Yes/No: The "I" in IT

My wife and I were travelling in the car this morning listening to CBC Radio One as we usually do. We were listening to an excerpt highlighting a lawyer questioning a witness at an inquiry about the use of Agent Orange in New Brunswick since the 1950s. This particular lawyer, like every stereotypical lawyer, insisted that the respondent answer either yes or no. At the time, I commented to my wife that lawyers idiotically simplify reality by insisting on yes-and-no answers to questions when reality is not so binary.

Later in the afternoon, I was watching a taped lecture by a visiting physicist at the Perimeter Institute by the name of Anton Zeilinger from the University of Vienna. Imagine my chagrin when I looked up an article he recommended we read from the NewScientist entitled “In the beginning was the bit”. Why? Because in that article the author summarizes one aspect of Zeilinger’s theory with the phrase “we can only interrogate nature the way a lawyer interrogates a witness.”

Not only does Zeilinger apparently take me to task for disparaging lawyers the way I did this morning, but he also reminds me that the “I in IT” is information. But perhaps I’m taking this too personally. Zeilinger is important because he answers fundamental questions about why physics is quantised (light comes in photons, electrons come with fixed energy levels, etc).

But it isn’t because he is acting like a prosecuting attorney in a court of physics by demanding yes-and-no answers. In fact, there is nothing really new about an information theory which suggests bits of information can be reduced to 0s and 1s – that’s simply classical information theory. Zeilinger (and his partner Brukner) has proposed another measurement called total information in which the information about an entangled 2-bit pair always includes the effects of measurement. In other words, the total information content in such a system always comes to two bits, not one. This is what physicists call an Urprinzip, or foundational principle for quantum mechanics. It may become one of the key principles of the 21st century.

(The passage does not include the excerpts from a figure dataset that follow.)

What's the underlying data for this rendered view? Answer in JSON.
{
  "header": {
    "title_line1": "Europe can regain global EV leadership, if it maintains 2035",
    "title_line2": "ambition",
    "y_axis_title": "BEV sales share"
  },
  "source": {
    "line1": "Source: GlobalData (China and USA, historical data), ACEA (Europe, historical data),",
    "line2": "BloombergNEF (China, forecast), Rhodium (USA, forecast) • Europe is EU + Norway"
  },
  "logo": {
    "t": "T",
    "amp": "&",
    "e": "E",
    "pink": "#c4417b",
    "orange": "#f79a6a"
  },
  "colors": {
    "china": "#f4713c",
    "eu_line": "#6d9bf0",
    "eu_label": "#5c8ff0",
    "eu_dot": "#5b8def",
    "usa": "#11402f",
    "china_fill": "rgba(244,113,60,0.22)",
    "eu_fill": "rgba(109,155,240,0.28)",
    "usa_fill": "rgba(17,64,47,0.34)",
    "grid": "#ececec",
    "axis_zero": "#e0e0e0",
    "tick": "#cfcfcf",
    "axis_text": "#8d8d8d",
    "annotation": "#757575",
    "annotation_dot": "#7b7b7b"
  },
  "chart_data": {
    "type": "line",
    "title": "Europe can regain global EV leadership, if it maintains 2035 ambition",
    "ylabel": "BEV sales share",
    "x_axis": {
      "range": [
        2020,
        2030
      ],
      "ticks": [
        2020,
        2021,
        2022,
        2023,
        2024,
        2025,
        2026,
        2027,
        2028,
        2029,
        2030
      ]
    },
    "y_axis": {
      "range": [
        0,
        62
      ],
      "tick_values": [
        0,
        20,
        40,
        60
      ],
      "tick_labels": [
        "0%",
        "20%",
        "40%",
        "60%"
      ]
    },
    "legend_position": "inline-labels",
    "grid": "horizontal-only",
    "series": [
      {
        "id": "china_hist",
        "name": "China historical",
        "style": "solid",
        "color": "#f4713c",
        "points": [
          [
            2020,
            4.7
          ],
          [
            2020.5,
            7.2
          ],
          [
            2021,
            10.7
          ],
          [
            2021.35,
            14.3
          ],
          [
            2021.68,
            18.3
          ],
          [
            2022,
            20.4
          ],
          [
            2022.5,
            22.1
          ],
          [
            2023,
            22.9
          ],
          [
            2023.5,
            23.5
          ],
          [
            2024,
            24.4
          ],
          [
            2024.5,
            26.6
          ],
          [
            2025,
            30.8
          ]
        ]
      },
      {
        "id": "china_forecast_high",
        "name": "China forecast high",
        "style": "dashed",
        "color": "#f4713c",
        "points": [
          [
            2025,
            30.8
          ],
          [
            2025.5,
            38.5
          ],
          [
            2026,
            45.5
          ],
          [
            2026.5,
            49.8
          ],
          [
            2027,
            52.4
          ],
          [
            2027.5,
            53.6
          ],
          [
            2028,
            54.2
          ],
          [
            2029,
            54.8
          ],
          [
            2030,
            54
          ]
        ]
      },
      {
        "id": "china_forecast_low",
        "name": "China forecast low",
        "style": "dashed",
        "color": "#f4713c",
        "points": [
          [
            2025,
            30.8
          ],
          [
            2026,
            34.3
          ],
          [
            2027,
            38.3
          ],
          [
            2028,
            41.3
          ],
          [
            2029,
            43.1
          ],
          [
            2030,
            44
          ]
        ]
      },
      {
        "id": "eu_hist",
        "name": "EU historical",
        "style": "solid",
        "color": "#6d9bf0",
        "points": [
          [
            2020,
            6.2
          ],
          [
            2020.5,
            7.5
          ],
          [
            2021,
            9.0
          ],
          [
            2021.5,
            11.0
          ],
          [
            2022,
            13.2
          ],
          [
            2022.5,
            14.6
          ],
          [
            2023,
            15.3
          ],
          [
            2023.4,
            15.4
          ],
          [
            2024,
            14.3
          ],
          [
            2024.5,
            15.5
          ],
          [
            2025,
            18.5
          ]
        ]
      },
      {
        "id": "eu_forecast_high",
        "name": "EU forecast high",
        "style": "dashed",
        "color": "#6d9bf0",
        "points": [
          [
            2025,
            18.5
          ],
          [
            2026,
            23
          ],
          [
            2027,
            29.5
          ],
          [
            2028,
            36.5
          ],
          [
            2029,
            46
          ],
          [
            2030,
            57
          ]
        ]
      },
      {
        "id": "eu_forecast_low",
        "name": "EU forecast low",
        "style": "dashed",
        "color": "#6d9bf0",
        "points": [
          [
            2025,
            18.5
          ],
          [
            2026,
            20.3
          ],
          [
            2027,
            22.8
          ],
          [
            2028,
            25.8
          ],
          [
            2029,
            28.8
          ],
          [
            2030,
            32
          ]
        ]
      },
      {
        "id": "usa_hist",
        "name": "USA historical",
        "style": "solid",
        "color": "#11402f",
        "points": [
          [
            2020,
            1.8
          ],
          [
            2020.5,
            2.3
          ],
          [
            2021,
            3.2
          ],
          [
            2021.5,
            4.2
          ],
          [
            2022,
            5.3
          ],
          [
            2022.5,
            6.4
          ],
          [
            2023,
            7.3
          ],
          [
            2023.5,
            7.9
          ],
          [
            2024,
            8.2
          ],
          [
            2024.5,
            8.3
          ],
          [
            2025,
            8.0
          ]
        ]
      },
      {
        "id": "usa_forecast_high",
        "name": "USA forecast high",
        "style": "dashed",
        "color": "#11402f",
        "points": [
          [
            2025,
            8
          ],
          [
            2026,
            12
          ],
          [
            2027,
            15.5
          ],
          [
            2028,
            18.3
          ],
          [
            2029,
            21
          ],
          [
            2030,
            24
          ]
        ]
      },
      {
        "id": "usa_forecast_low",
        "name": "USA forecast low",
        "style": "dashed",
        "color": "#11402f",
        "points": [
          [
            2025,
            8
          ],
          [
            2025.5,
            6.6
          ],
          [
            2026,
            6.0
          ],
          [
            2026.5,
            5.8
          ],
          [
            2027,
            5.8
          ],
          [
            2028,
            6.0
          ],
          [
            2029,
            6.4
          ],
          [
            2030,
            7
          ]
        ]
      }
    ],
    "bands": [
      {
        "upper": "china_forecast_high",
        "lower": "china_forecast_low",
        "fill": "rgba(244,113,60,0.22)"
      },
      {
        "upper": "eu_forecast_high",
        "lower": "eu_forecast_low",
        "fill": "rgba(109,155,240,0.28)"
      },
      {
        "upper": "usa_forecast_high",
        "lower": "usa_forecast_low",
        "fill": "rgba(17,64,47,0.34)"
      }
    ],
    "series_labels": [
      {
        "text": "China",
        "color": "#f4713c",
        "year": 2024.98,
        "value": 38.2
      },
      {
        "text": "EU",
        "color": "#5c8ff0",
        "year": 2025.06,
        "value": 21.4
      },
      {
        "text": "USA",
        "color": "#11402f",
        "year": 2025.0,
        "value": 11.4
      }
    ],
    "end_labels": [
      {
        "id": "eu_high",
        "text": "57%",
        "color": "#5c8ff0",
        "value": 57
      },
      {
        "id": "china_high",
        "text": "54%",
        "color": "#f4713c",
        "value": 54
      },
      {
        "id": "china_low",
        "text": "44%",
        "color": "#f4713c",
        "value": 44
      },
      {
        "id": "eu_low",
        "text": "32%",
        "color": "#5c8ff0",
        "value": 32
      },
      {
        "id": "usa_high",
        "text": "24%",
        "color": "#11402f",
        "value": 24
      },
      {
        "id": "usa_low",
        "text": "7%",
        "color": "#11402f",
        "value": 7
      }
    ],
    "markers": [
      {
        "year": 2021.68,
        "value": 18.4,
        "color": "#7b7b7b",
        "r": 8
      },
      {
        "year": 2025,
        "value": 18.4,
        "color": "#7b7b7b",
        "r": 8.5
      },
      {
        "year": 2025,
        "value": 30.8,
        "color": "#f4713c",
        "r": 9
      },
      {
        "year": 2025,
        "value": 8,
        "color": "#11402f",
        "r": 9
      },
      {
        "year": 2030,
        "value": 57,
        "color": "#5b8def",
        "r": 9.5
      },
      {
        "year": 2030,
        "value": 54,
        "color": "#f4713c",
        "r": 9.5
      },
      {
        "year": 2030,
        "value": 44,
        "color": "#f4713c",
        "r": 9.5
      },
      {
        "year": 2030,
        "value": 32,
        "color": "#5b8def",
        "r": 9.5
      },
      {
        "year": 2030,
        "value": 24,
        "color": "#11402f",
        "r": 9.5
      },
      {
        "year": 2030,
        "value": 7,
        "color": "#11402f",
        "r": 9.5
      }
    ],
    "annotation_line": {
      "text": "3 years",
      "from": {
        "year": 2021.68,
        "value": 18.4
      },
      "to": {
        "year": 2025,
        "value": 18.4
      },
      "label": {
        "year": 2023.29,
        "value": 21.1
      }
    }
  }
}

This makes me much happier. The reason why lawyers ask for yes-and-no answers to their questions is because they want to reduce reality, presumably to make it easier for either the judge or the jury to make a decision about guilt or innocence. In that endeavour, it is obvious to most people that they are distorting reality to achieve their goals.

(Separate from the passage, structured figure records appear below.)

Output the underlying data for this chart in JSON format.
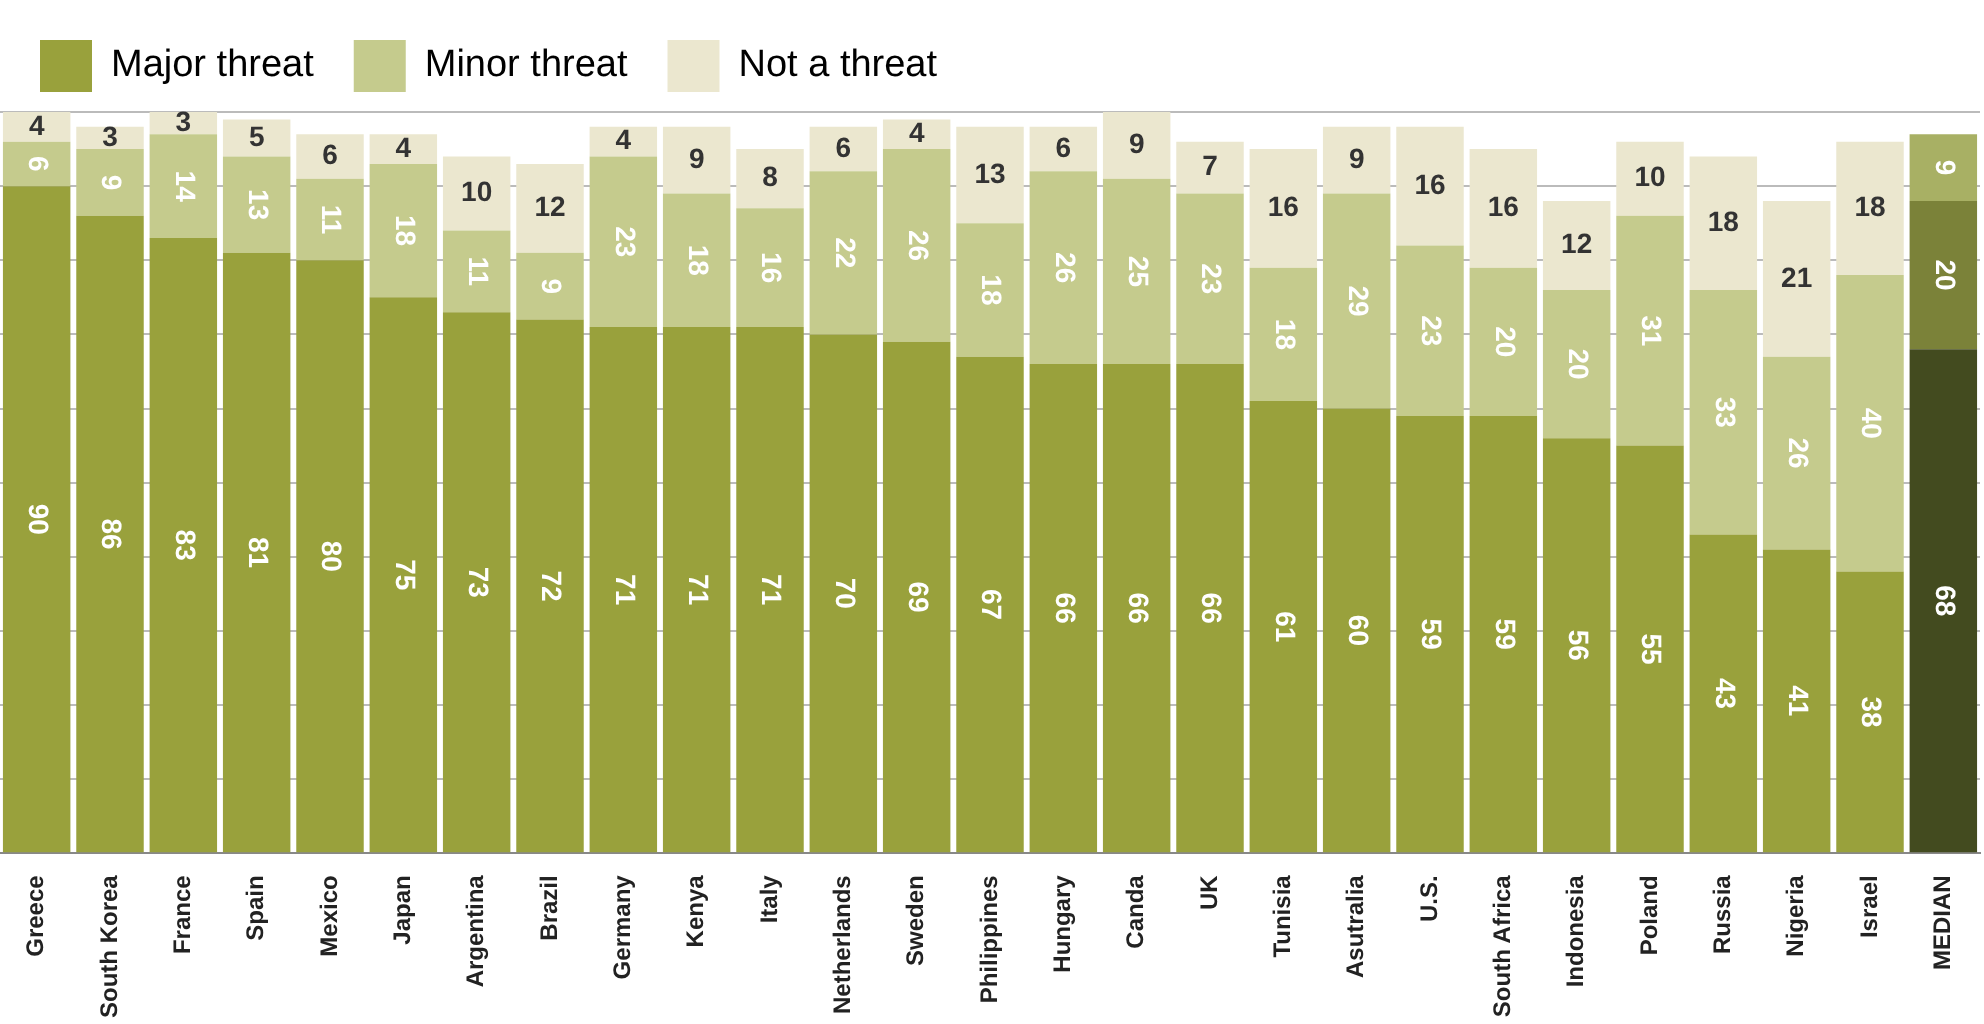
{
  "chart_data": {
    "type": "bar",
    "stacked": true,
    "categories": [
      "Greece",
      "South Korea",
      "France",
      "Spain",
      "Mexico",
      "Japan",
      "Argentina",
      "Brazil",
      "Germany",
      "Kenya",
      "Italy",
      "Netherlands",
      "Sweden",
      "Philippines",
      "Hungary",
      "Canda",
      "UK",
      "Tunisia",
      "Asutralia",
      "U.S.",
      "South Africa",
      "Indonesia",
      "Poland",
      "Russia",
      "Nigeria",
      "Israel",
      "MEDIAN"
    ],
    "series": [
      {
        "name": "Major threat",
        "color": "#99a13c",
        "colors": [
          "#99a13c",
          "#99a13c",
          "#99a13c",
          "#99a13c",
          "#99a13c",
          "#99a13c",
          "#99a13c",
          "#99a13c",
          "#99a13c",
          "#99a13c",
          "#99a13c",
          "#99a13c",
          "#99a13c",
          "#99a13c",
          "#99a13c",
          "#99a13c",
          "#99a13c",
          "#99a13c",
          "#99a13c",
          "#99a13c",
          "#99a13c",
          "#99a13c",
          "#99a13c",
          "#99a13c",
          "#99a13c",
          "#99a13c",
          "#434b1f"
        ],
        "values": [
          90,
          86,
          83,
          81,
          80,
          75,
          73,
          72,
          71,
          71,
          71,
          70,
          69,
          67,
          66,
          66,
          66,
          61,
          60,
          59,
          59,
          56,
          55,
          43,
          41,
          38,
          68
        ]
      },
      {
        "name": "Minor threat",
        "color": "#c5cb8d",
        "colors": [
          "#c5cb8d",
          "#c5cb8d",
          "#c5cb8d",
          "#c5cb8d",
          "#c5cb8d",
          "#c5cb8d",
          "#c5cb8d",
          "#c5cb8d",
          "#c5cb8d",
          "#c5cb8d",
          "#c5cb8d",
          "#c5cb8d",
          "#c5cb8d",
          "#c5cb8d",
          "#c5cb8d",
          "#c5cb8d",
          "#c5cb8d",
          "#c5cb8d",
          "#c5cb8d",
          "#c5cb8d",
          "#c5cb8d",
          "#c5cb8d",
          "#c5cb8d",
          "#c5cb8d",
          "#c5cb8d",
          "#c5cb8d",
          "#7b8239"
        ],
        "values": [
          6,
          9,
          14,
          13,
          11,
          18,
          11,
          9,
          23,
          18,
          16,
          22,
          26,
          18,
          26,
          25,
          23,
          18,
          29,
          23,
          20,
          20,
          31,
          33,
          26,
          40,
          20
        ]
      },
      {
        "name": "Not a threat",
        "color": "#ebe7cf",
        "colors": [
          "#ebe7cf",
          "#ebe7cf",
          "#ebe7cf",
          "#ebe7cf",
          "#ebe7cf",
          "#ebe7cf",
          "#ebe7cf",
          "#ebe7cf",
          "#ebe7cf",
          "#ebe7cf",
          "#ebe7cf",
          "#ebe7cf",
          "#ebe7cf",
          "#ebe7cf",
          "#ebe7cf",
          "#ebe7cf",
          "#ebe7cf",
          "#ebe7cf",
          "#ebe7cf",
          "#ebe7cf",
          "#ebe7cf",
          "#ebe7cf",
          "#ebe7cf",
          "#ebe7cf",
          "#ebe7cf",
          "#ebe7cf",
          "#a8b064"
        ],
        "values": [
          4,
          3,
          3,
          5,
          6,
          4,
          10,
          12,
          4,
          9,
          8,
          6,
          4,
          13,
          6,
          9,
          7,
          16,
          9,
          16,
          16,
          12,
          10,
          18,
          21,
          18,
          9
        ]
      }
    ],
    "ylim": [
      0,
      100
    ],
    "yticks": [
      {
        "value": 0,
        "label": null
      },
      {
        "value": 10,
        "label": null
      },
      {
        "value": 20,
        "label": null
      },
      {
        "value": 30,
        "label": null
      },
      {
        "value": 40,
        "label": null
      },
      {
        "value": 50,
        "label": null
      },
      {
        "value": 60,
        "label": null
      },
      {
        "value": 70,
        "label": null
      },
      {
        "value": 80,
        "label": null
      },
      {
        "value": 90,
        "label": null
      },
      {
        "value": 100,
        "label": null
      }
    ],
    "tick_labels": "x",
    "grid": "y",
    "legend": "top left",
    "data_labels": true
  }
}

But physicists and IT managers do the same things, albeit with different tools. When a physicist measures an elementary system, he/she can only answer one question with a yes-or-no answer. The rest is uncertain (Heisenberg’s Uncertainty Principle). Classical computers and classical IT managers work along these lines too. Classical computers only deal with on/off, yes/no, true/false. IT managers draw process diagrams and flowcharts all of which are predicated on yes-and-no answers too. So, really, our technology and our managers are no better than the lawyers.

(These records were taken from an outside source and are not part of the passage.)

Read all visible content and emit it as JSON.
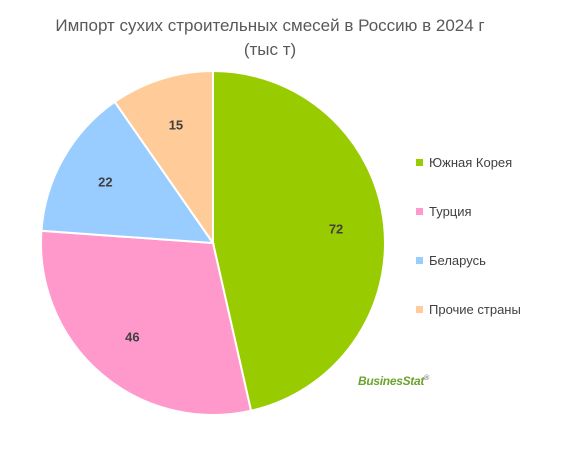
{
  "chart_data": {
    "type": "pie",
    "title": "Импорт сухих строительных смесей в Россию в 2024 г",
    "subtitle": "(тыс т)",
    "categories": [
      "Южная Корея",
      "Турция",
      "Беларусь",
      "Прочие страны"
    ],
    "values": [
      72,
      46,
      22,
      15
    ],
    "value_labels": [
      "72",
      "46",
      "22",
      "15"
    ],
    "colors": [
      "#99cc00",
      "#ff99cc",
      "#99ccff",
      "#ffcc99"
    ],
    "legend_placement": "right"
  },
  "branding": {
    "logo_text": "BusinesStat",
    "logo_mark": "®"
  }
}
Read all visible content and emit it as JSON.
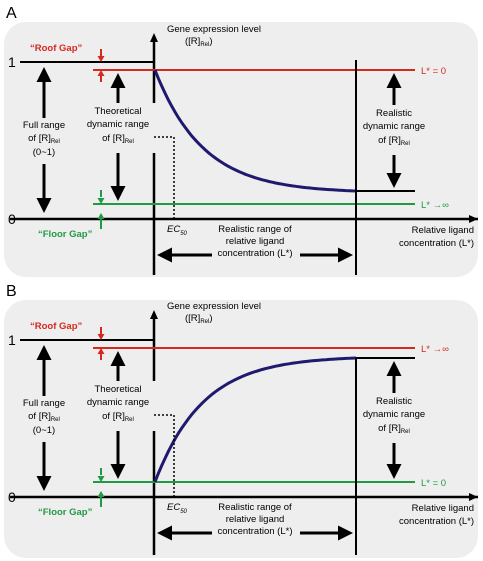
{
  "panels": [
    {
      "letter": "A",
      "y_axis_title": "Gene expression level",
      "y_axis_unit": "([R]",
      "y_axis_unit_sub": "Rel",
      "y_axis_unit_end": ")",
      "tick_top": "1",
      "tick_bottom": "0",
      "roof_gap": "“Roof Gap”",
      "floor_gap": "“Floor Gap”",
      "full_range": [
        "Full range",
        "of [R]",
        "Rel",
        "(0~1)"
      ],
      "theoretical": [
        "Theoretical",
        "dynamic range",
        "of [R]",
        "Rel"
      ],
      "realistic_dyn": [
        "Realistic",
        "dynamic range",
        "of [R]",
        "Rel"
      ],
      "top_line_label": "L* = 0",
      "bottom_line_label": "L* →∞",
      "ec50": "EC",
      "ec50_sub": "50",
      "x_range": [
        "Realistic range of",
        "relative ligand",
        "concentration (L*)"
      ],
      "x_axis_title": [
        "Relative ligand",
        "concentration (L*)"
      ]
    },
    {
      "letter": "B",
      "y_axis_title": "Gene expression level",
      "y_axis_unit": "([R]",
      "y_axis_unit_sub": "Rel",
      "y_axis_unit_end": ")",
      "tick_top": "1",
      "tick_bottom": "0",
      "roof_gap": "“Roof Gap”",
      "floor_gap": "“Floor Gap”",
      "full_range": [
        "Full range",
        "of [R]",
        "Rel",
        "(0~1)"
      ],
      "theoretical": [
        "Theoretical",
        "dynamic range",
        "of [R]",
        "Rel"
      ],
      "realistic_dyn": [
        "Realistic",
        "dynamic range",
        "of [R]",
        "Rel"
      ],
      "top_line_label": "L* →∞",
      "bottom_line_label": "L* = 0",
      "ec50": "EC",
      "ec50_sub": "50",
      "x_range": [
        "Realistic range of",
        "relative ligand",
        "concentration (L*)"
      ],
      "x_axis_title": [
        "Relative ligand",
        "concentration (L*)"
      ]
    }
  ],
  "colors": {
    "panel_bg": "#eeeeee",
    "roof": "#d7281f",
    "floor": "#1f9a45",
    "curve": "#1f1a6e",
    "axis": "#000000"
  }
}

Quantum physics, and perhaps all reality, Zeilinger argues, has to work this way. What this means, then, is that information itself underscores everything we think we know about reality. The RBQ (Really Big Question) therefore becomes not “What is an elementary system?” but “What can be said about an elementary system?”

I really don’t know what all this means in practical terms for the everyday life of an IT Manager, but it is somehow comforting to think that there may be good reasons why reality at all levels is so uncertain, so complex, and so human.